O líder do Hamas, Khaled Meshaal, disse nesta sexta-feira que vários Estados europeus prometeram enviar dinheiro ao novo governo palestino. Os principais mediadores das negociações de paz podem também desafiar a decisão norte-americana de se afastar dos palestinos. Meshaal disse que os Estados Unidos não estão mais aptos a convencer os outros mediadores do Quarteto do Oriente Médio a manter as sanções financeiras impostas ao governo palestino depois da surpreendente vitória do Hamas nas eleições gerais de 2006. "Há países europeus que já decidiram pela ajuda financeira anual ao governo palestino e contataram membros do governo", disse Meshaal em uma coletiva de imprensa no Cairo. "A comunidade internacional começou a dar passos para quebrar o embargo", acrescentou. Mas ele se recusou a identificar os países que se comprometeram e não disse se eles aguardarão por uma decisão oficial do Quarteto - Estados Unidos, ONU, União Européia e Rússia - pela derrubada das sanções.
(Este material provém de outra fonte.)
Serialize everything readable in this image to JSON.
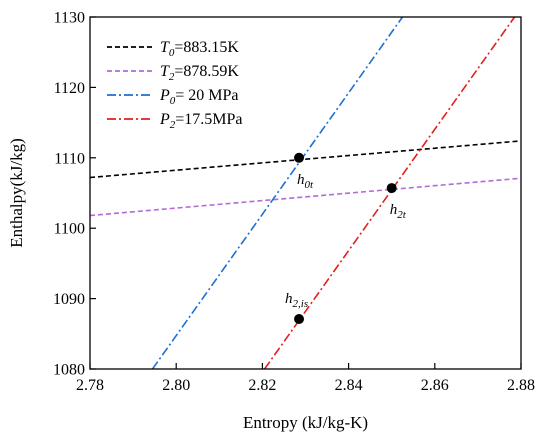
{
  "chart_data": {
    "type": "line",
    "xlabel": "Entropy (kJ/kg-K)",
    "ylabel": "Enthalpy(kJ/kg)",
    "xlim": [
      2.78,
      2.88
    ],
    "ylim": [
      1080,
      1130
    ],
    "xticks": [
      "2.78",
      "2.80",
      "2.82",
      "2.84",
      "2.86",
      "2.88"
    ],
    "yticks": [
      "1080",
      "1090",
      "1100",
      "1110",
      "1120",
      "1130"
    ],
    "grid": false,
    "legend_position": "top-left",
    "series": [
      {
        "name": "T0=883.15K",
        "label_main": "T",
        "label_sub": "0",
        "label_rest": "=883.15K",
        "color": "#000000",
        "dash": "dashed",
        "x": [
          2.78,
          2.88
        ],
        "y": [
          1107.2,
          1112.4
        ]
      },
      {
        "name": "T2=878.59K",
        "label_main": "T",
        "label_sub": "2",
        "label_rest": "=878.59K",
        "color": "#b36bd6",
        "dash": "dashed",
        "x": [
          2.78,
          2.88
        ],
        "y": [
          1101.8,
          1107.1
        ]
      },
      {
        "name": "P0= 20  MPa",
        "label_main": "P",
        "label_sub": "0",
        "label_rest": "= 20  MPa",
        "color": "#1f6fd1",
        "dash": "dashdot",
        "x": [
          2.7945,
          2.8525
        ],
        "y": [
          1080,
          1130
        ]
      },
      {
        "name": "P2=17.5MPa",
        "label_main": "P",
        "label_sub": "2",
        "label_rest": "=17.5MPa",
        "color": "#e0201b",
        "dash": "dashdot",
        "x": [
          2.8205,
          2.8785
        ],
        "y": [
          1080,
          1130
        ]
      }
    ],
    "points": [
      {
        "label_main": "h",
        "label_sub": "0t",
        "x": 2.8285,
        "y": 1110.0,
        "label_anchor": "below"
      },
      {
        "label_main": "h",
        "label_sub": "2t",
        "x": 2.85,
        "y": 1105.7,
        "label_anchor": "below"
      },
      {
        "label_main": "h",
        "label_sub": "2,is",
        "x": 2.8285,
        "y": 1087.1,
        "label_anchor": "above"
      }
    ]
  }
}
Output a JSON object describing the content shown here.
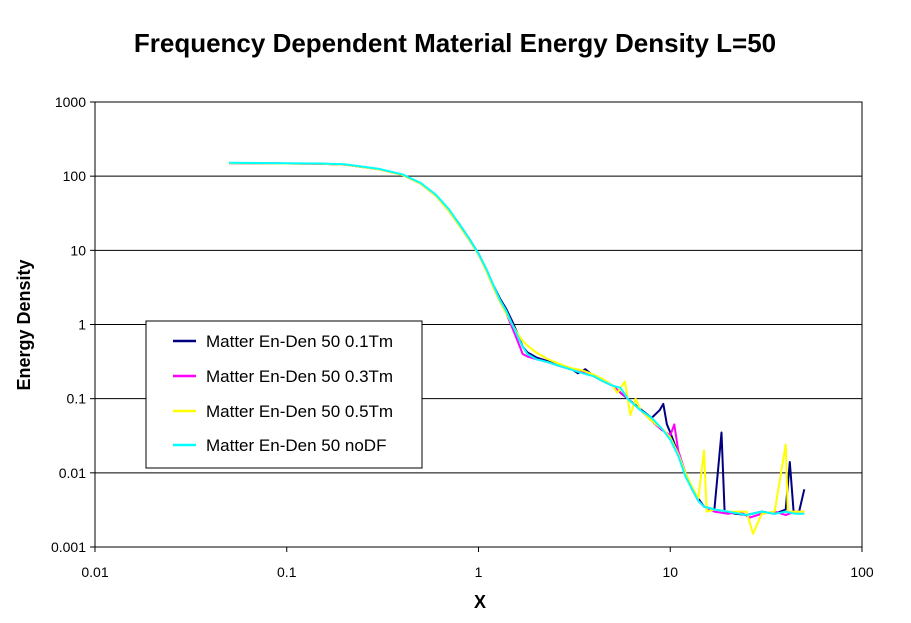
{
  "chart_data": {
    "type": "line",
    "title": "Frequency Dependent Material Energy Density L=50",
    "xlabel": "X",
    "ylabel": "Energy Density",
    "xscale": "log",
    "yscale": "log",
    "xlim": [
      0.01,
      100
    ],
    "ylim": [
      0.001,
      1000
    ],
    "x_ticks": [
      "0.01",
      "0.1",
      "1",
      "10",
      "100"
    ],
    "y_ticks": [
      "0.001",
      "0.01",
      "0.1",
      "1",
      "10",
      "100",
      "1000"
    ],
    "grid": "horizontal major gridlines",
    "legend_position": "left-center",
    "series": [
      {
        "name": "Matter En-Den 50 0.1Tm",
        "color": "#000080",
        "points": [
          [
            0.05,
            150
          ],
          [
            0.1,
            148
          ],
          [
            0.15,
            147
          ],
          [
            0.2,
            143
          ],
          [
            0.3,
            125
          ],
          [
            0.4,
            105
          ],
          [
            0.5,
            80
          ],
          [
            0.6,
            55
          ],
          [
            0.7,
            35
          ],
          [
            0.8,
            22
          ],
          [
            0.9,
            14
          ],
          [
            1.0,
            9
          ],
          [
            1.1,
            5.5
          ],
          [
            1.2,
            3.3
          ],
          [
            1.3,
            2.2
          ],
          [
            1.4,
            1.6
          ],
          [
            1.5,
            1.1
          ],
          [
            1.6,
            0.75
          ],
          [
            1.7,
            0.5
          ],
          [
            1.8,
            0.42
          ],
          [
            2.0,
            0.36
          ],
          [
            2.3,
            0.32
          ],
          [
            2.6,
            0.28
          ],
          [
            2.8,
            0.27
          ],
          [
            3.0,
            0.26
          ],
          [
            3.3,
            0.22
          ],
          [
            3.6,
            0.25
          ],
          [
            4.0,
            0.2
          ],
          [
            4.5,
            0.17
          ],
          [
            5.0,
            0.15
          ],
          [
            5.5,
            0.12
          ],
          [
            6.0,
            0.1
          ],
          [
            7.0,
            0.072
          ],
          [
            8.0,
            0.055
          ],
          [
            8.8,
            0.07
          ],
          [
            9.2,
            0.085
          ],
          [
            9.6,
            0.045
          ],
          [
            10.0,
            0.035
          ],
          [
            11,
            0.018
          ],
          [
            12,
            0.01
          ],
          [
            13,
            0.006
          ],
          [
            14,
            0.0045
          ],
          [
            15,
            0.0035
          ],
          [
            17,
            0.0032
          ],
          [
            18.5,
            0.035
          ],
          [
            19.2,
            0.003
          ],
          [
            22,
            0.0028
          ],
          [
            25,
            0.0027
          ],
          [
            30,
            0.003
          ],
          [
            35,
            0.0028
          ],
          [
            40,
            0.0032
          ],
          [
            42,
            0.014
          ],
          [
            44,
            0.003
          ],
          [
            47,
            0.003
          ],
          [
            50,
            0.006
          ]
        ]
      },
      {
        "name": "Matter En-Den 50 0.3Tm",
        "color": "#ff00ff",
        "points": [
          [
            0.05,
            150
          ],
          [
            0.1,
            148
          ],
          [
            0.15,
            147
          ],
          [
            0.2,
            143
          ],
          [
            0.3,
            124
          ],
          [
            0.4,
            104
          ],
          [
            0.5,
            79
          ],
          [
            0.6,
            54
          ],
          [
            0.7,
            34
          ],
          [
            0.8,
            21
          ],
          [
            0.9,
            13.5
          ],
          [
            1.0,
            8.8
          ],
          [
            1.1,
            5.3
          ],
          [
            1.2,
            3.1
          ],
          [
            1.3,
            2.0
          ],
          [
            1.4,
            1.4
          ],
          [
            1.5,
            0.9
          ],
          [
            1.6,
            0.6
          ],
          [
            1.7,
            0.4
          ],
          [
            1.8,
            0.37
          ],
          [
            2.0,
            0.34
          ],
          [
            2.3,
            0.31
          ],
          [
            2.6,
            0.28
          ],
          [
            3.0,
            0.25
          ],
          [
            3.5,
            0.23
          ],
          [
            4.0,
            0.2
          ],
          [
            4.5,
            0.18
          ],
          [
            5.0,
            0.15
          ],
          [
            6.0,
            0.1
          ],
          [
            7.0,
            0.07
          ],
          [
            8.0,
            0.05
          ],
          [
            9.0,
            0.038
          ],
          [
            10.0,
            0.032
          ],
          [
            10.5,
            0.045
          ],
          [
            11,
            0.02
          ],
          [
            12,
            0.01
          ],
          [
            13,
            0.006
          ],
          [
            14,
            0.0042
          ],
          [
            15,
            0.0035
          ],
          [
            17,
            0.003
          ],
          [
            20,
            0.0028
          ],
          [
            23,
            0.003
          ],
          [
            26,
            0.0025
          ],
          [
            30,
            0.0028
          ],
          [
            35,
            0.003
          ],
          [
            40,
            0.0027
          ],
          [
            45,
            0.003
          ],
          [
            50,
            0.003
          ]
        ]
      },
      {
        "name": "Matter En-Den 50 0.5Tm",
        "color": "#ffff00",
        "points": [
          [
            0.05,
            150
          ],
          [
            0.1,
            148
          ],
          [
            0.15,
            147
          ],
          [
            0.2,
            143
          ],
          [
            0.3,
            124
          ],
          [
            0.4,
            104
          ],
          [
            0.5,
            79
          ],
          [
            0.6,
            54
          ],
          [
            0.7,
            34
          ],
          [
            0.8,
            21
          ],
          [
            0.9,
            13.5
          ],
          [
            1.0,
            8.8
          ],
          [
            1.1,
            5.3
          ],
          [
            1.2,
            3.1
          ],
          [
            1.3,
            2.0
          ],
          [
            1.4,
            1.4
          ],
          [
            1.5,
            1.0
          ],
          [
            1.6,
            0.75
          ],
          [
            1.7,
            0.6
          ],
          [
            1.8,
            0.52
          ],
          [
            2.0,
            0.42
          ],
          [
            2.3,
            0.34
          ],
          [
            2.6,
            0.3
          ],
          [
            3.0,
            0.26
          ],
          [
            3.5,
            0.24
          ],
          [
            4.0,
            0.21
          ],
          [
            4.5,
            0.18
          ],
          [
            5.0,
            0.15
          ],
          [
            5.3,
            0.12
          ],
          [
            5.8,
            0.17
          ],
          [
            6.2,
            0.06
          ],
          [
            6.6,
            0.1
          ],
          [
            7.0,
            0.07
          ],
          [
            8.0,
            0.05
          ],
          [
            9.0,
            0.04
          ],
          [
            10.0,
            0.03
          ],
          [
            11,
            0.018
          ],
          [
            12,
            0.01
          ],
          [
            13,
            0.0065
          ],
          [
            14,
            0.0045
          ],
          [
            15,
            0.02
          ],
          [
            15.5,
            0.003
          ],
          [
            17,
            0.0032
          ],
          [
            20,
            0.003
          ],
          [
            25,
            0.003
          ],
          [
            27,
            0.0015
          ],
          [
            30,
            0.0028
          ],
          [
            35,
            0.003
          ],
          [
            40,
            0.024
          ],
          [
            41,
            0.003
          ],
          [
            45,
            0.003
          ],
          [
            50,
            0.003
          ]
        ]
      },
      {
        "name": "Matter En-Den 50 noDF",
        "color": "#00ffff",
        "points": [
          [
            0.05,
            152
          ],
          [
            0.1,
            149
          ],
          [
            0.15,
            148
          ],
          [
            0.2,
            145
          ],
          [
            0.3,
            126
          ],
          [
            0.4,
            106
          ],
          [
            0.5,
            81
          ],
          [
            0.6,
            56
          ],
          [
            0.7,
            36
          ],
          [
            0.8,
            22
          ],
          [
            0.9,
            14
          ],
          [
            1.0,
            9
          ],
          [
            1.1,
            5.6
          ],
          [
            1.2,
            3.3
          ],
          [
            1.3,
            2.1
          ],
          [
            1.4,
            1.5
          ],
          [
            1.5,
            1.0
          ],
          [
            1.6,
            0.7
          ],
          [
            1.7,
            0.5
          ],
          [
            1.8,
            0.4
          ],
          [
            2.0,
            0.34
          ],
          [
            2.3,
            0.31
          ],
          [
            2.6,
            0.28
          ],
          [
            3.0,
            0.25
          ],
          [
            3.5,
            0.22
          ],
          [
            4.0,
            0.2
          ],
          [
            4.5,
            0.17
          ],
          [
            5.0,
            0.15
          ],
          [
            5.5,
            0.14
          ],
          [
            6.0,
            0.1
          ],
          [
            7.0,
            0.07
          ],
          [
            8.0,
            0.055
          ],
          [
            9.0,
            0.04
          ],
          [
            10.0,
            0.028
          ],
          [
            11,
            0.017
          ],
          [
            12,
            0.009
          ],
          [
            13,
            0.006
          ],
          [
            14,
            0.0042
          ],
          [
            15,
            0.0035
          ],
          [
            17,
            0.0032
          ],
          [
            20,
            0.003
          ],
          [
            25,
            0.0027
          ],
          [
            30,
            0.003
          ],
          [
            35,
            0.0028
          ],
          [
            40,
            0.003
          ],
          [
            45,
            0.0028
          ],
          [
            50,
            0.0028
          ]
        ]
      }
    ]
  }
}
O islâmico Hamas e o grupo Fatah, do presidente Mahmoud Abbas, chegaram a um acordo neste mês em Meca, na Arábia Saudita, para formar um governo de união nacional esperando o fim do boicote liderado pelos Estados Unidos e a interrupção da violência entre os palestinos. O Quarteto reiterou na quarta-feira o pedido para que o novo governo renuncie à violência, reconheça o Estado de Israel e aceite os acordos de paz já acertados, mas não disse como lidará com o governo assim que ele seja formado. Ainda que o governo de unidade falhe em cumprir diretamente estes pedidos, diplomatas ocidentais disseram que o acordo entre o Hamas e a Fatah ampliou as divisões dentro do Quarteto. Os Estados Unidos, principal aliado de Israel, querem manter o boicote ao governo de união nacional. A Rússia e outros governos europeus são a favor de uma posição mais branda.